В тот же день я вошел в еще одно непримечательное медицинское здание из красного кирпича, чтобы пройти первый сеанс химиотерапии. Меня поразило, насколько неформальной была там обстановка: небольшая комната для ожидания с несколькими откидными креслами и всех мастей стульями, кофейным столиком и телевизором. Похоже было на гостиную. Такое чувство, что попал на какую-то вечеринку, если бы не одно «но» — все собравшиеся были с капельницами.

Доктор Юман пояснил, что стандартным средством лекарственной терапии при раке яичек является так называемый ВЕР, коктейль из трех препаратов — блеомицина, этопозида и цисплатина — и что все эти вещества настолько вредны, что медсестры при работе с ними используют противорадиационную защиту. Самым важным компонентом был цисплатин, который на самом деле является производной платины и который впервые при лечении рака яичек стал применять доктор Лоренс Эйнхорн, работавший в медицинском центре в Университете штата Индиана в Индианаполисе. До сделанного Эйнхорном открытия рак яичек считался практически неизлечимым, фатальным — двадцатью пятью годами ранее от него умер, среди прочих, известный футболист Брайан Пикколо, игравший за «Chicago Bears». Зато первый человек, которого Эйнхорн лечил платиной, школьный учитель из Индианаполиса, был до сих пор жив.

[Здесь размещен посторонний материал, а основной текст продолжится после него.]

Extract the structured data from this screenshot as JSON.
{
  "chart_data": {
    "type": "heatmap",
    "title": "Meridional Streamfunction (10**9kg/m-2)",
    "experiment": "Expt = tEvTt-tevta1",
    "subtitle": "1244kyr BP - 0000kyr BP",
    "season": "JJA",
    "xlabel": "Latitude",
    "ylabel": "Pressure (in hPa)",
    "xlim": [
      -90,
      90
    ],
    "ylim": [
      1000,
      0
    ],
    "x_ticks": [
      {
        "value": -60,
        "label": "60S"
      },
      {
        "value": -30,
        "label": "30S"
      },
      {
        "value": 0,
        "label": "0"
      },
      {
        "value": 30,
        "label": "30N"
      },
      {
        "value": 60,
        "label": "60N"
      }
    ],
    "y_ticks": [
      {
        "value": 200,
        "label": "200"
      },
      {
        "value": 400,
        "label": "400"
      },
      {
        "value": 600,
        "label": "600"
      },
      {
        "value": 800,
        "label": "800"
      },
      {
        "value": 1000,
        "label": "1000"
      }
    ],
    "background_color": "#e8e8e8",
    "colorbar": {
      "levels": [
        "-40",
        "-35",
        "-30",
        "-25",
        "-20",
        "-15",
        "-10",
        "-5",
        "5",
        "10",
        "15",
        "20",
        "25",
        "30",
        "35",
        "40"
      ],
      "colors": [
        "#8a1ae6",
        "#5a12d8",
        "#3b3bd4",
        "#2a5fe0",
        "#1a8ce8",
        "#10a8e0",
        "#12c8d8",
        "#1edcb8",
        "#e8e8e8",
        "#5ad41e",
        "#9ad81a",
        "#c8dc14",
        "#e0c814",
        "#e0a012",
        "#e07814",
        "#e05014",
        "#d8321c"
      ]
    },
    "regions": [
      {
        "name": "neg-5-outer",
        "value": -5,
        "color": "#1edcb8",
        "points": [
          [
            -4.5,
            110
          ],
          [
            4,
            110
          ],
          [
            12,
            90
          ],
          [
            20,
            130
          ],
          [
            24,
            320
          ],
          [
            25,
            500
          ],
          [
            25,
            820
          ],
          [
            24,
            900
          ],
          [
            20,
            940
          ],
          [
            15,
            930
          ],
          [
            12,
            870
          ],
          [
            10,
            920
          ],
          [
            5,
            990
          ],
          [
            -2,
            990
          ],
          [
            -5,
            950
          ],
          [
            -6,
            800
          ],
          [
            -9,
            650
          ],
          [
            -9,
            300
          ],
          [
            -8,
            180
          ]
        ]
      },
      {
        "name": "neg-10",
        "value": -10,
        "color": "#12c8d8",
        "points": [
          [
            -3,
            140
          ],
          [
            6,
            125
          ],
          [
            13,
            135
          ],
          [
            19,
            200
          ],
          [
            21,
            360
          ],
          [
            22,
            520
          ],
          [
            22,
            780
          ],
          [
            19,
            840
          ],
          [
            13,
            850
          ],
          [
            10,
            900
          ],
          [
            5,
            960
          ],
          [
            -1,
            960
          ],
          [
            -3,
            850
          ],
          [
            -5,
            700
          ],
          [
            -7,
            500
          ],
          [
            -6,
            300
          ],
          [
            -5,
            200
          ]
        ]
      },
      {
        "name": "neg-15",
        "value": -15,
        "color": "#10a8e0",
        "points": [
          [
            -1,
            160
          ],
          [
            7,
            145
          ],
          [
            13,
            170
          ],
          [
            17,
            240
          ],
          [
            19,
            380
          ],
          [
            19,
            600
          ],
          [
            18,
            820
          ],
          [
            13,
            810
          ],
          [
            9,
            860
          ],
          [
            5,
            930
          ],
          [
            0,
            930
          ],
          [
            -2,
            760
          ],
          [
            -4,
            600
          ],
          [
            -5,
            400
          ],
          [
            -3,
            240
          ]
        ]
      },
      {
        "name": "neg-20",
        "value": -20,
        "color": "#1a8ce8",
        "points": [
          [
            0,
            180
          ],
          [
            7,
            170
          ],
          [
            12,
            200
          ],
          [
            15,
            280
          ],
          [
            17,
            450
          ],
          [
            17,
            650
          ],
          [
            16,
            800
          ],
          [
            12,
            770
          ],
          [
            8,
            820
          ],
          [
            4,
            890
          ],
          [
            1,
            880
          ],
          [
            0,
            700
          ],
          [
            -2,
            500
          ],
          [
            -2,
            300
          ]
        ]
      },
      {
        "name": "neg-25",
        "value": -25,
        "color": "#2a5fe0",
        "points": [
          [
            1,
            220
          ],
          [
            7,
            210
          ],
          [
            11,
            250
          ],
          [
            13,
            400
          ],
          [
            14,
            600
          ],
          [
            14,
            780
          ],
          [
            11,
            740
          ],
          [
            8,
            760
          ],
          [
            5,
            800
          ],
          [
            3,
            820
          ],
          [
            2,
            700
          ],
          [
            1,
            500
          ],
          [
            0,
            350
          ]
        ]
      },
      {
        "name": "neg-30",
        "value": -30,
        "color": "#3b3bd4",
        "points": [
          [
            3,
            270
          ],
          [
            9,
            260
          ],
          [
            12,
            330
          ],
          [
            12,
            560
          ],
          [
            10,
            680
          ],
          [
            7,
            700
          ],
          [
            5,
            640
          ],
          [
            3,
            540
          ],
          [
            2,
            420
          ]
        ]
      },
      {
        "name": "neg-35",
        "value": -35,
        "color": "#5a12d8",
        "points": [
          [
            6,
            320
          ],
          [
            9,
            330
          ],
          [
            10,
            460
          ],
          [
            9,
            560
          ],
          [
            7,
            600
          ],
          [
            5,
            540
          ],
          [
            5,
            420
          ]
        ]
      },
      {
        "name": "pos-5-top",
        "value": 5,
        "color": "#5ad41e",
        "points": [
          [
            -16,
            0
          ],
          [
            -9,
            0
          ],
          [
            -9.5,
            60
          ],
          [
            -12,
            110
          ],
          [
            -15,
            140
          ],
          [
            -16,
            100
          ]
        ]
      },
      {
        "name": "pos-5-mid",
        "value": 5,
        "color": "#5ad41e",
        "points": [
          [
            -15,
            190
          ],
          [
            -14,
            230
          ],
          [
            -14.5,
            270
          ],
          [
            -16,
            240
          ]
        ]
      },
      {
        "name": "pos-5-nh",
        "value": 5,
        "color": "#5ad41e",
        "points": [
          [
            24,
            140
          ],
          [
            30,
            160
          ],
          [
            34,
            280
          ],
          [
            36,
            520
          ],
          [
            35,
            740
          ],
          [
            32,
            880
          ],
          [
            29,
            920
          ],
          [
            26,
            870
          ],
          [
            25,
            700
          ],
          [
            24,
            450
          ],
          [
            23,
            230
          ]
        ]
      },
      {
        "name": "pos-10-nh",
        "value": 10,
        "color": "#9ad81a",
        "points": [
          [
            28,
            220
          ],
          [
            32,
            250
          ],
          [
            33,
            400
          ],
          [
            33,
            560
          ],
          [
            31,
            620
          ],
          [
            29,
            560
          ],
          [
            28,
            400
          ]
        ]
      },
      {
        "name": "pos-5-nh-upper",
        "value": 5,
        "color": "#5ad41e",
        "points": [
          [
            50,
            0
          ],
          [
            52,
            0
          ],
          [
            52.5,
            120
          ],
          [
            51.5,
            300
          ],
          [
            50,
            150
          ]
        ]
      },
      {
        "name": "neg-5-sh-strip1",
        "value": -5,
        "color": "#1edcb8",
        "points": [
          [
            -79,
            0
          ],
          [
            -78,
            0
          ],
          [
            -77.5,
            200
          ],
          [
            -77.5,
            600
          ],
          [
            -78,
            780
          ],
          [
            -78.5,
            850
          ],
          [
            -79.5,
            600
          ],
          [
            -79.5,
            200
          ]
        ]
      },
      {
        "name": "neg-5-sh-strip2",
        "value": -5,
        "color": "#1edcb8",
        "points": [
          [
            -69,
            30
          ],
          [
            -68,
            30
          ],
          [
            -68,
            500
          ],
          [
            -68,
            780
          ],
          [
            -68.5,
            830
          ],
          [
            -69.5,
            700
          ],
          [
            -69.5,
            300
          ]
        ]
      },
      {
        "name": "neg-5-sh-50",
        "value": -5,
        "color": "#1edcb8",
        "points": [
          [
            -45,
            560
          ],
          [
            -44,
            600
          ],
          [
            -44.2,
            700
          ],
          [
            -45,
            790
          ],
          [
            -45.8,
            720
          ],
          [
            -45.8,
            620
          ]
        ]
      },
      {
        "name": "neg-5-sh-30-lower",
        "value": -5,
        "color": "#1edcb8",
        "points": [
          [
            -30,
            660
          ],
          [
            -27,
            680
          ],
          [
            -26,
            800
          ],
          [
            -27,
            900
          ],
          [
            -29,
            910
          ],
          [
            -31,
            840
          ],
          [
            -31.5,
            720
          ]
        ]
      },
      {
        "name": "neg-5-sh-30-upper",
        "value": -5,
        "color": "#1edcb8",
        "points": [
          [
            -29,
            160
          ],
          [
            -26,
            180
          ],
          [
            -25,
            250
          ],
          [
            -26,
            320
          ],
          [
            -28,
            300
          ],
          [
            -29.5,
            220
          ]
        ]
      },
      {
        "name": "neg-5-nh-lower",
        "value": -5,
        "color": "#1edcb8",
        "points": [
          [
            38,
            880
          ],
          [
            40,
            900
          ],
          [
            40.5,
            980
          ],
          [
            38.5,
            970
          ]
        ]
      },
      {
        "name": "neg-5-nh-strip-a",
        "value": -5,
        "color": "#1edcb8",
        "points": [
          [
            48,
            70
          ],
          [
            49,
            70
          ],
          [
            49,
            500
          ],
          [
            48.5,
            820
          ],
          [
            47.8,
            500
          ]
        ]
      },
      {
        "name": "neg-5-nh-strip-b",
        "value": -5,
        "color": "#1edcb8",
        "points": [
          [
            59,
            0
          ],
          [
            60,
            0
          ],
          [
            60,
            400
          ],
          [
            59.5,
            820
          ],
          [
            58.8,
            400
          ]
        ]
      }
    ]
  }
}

Если бы я жил 20 лет назад, то умер бы в течение шести месяцев, объяснил мне Юман. Большинство людей полагают, что Пикколо умер от рака легких, но начиналось все с рака яичка, и спасти его не смогли. Он умер в 1970 году в возрасте двадцати шести лет. После этого был открыт цисплатин, ставший панацеей от рака яичек, и первый пациент Эйнхорна, учитель из Индианаполиса, вылечился и живет уже больше двадцати лет — на каждый его день рождения организуется большая вечеринка, куда неизменно приглашают доктора Эйнхорна и всех его бывших медсестер.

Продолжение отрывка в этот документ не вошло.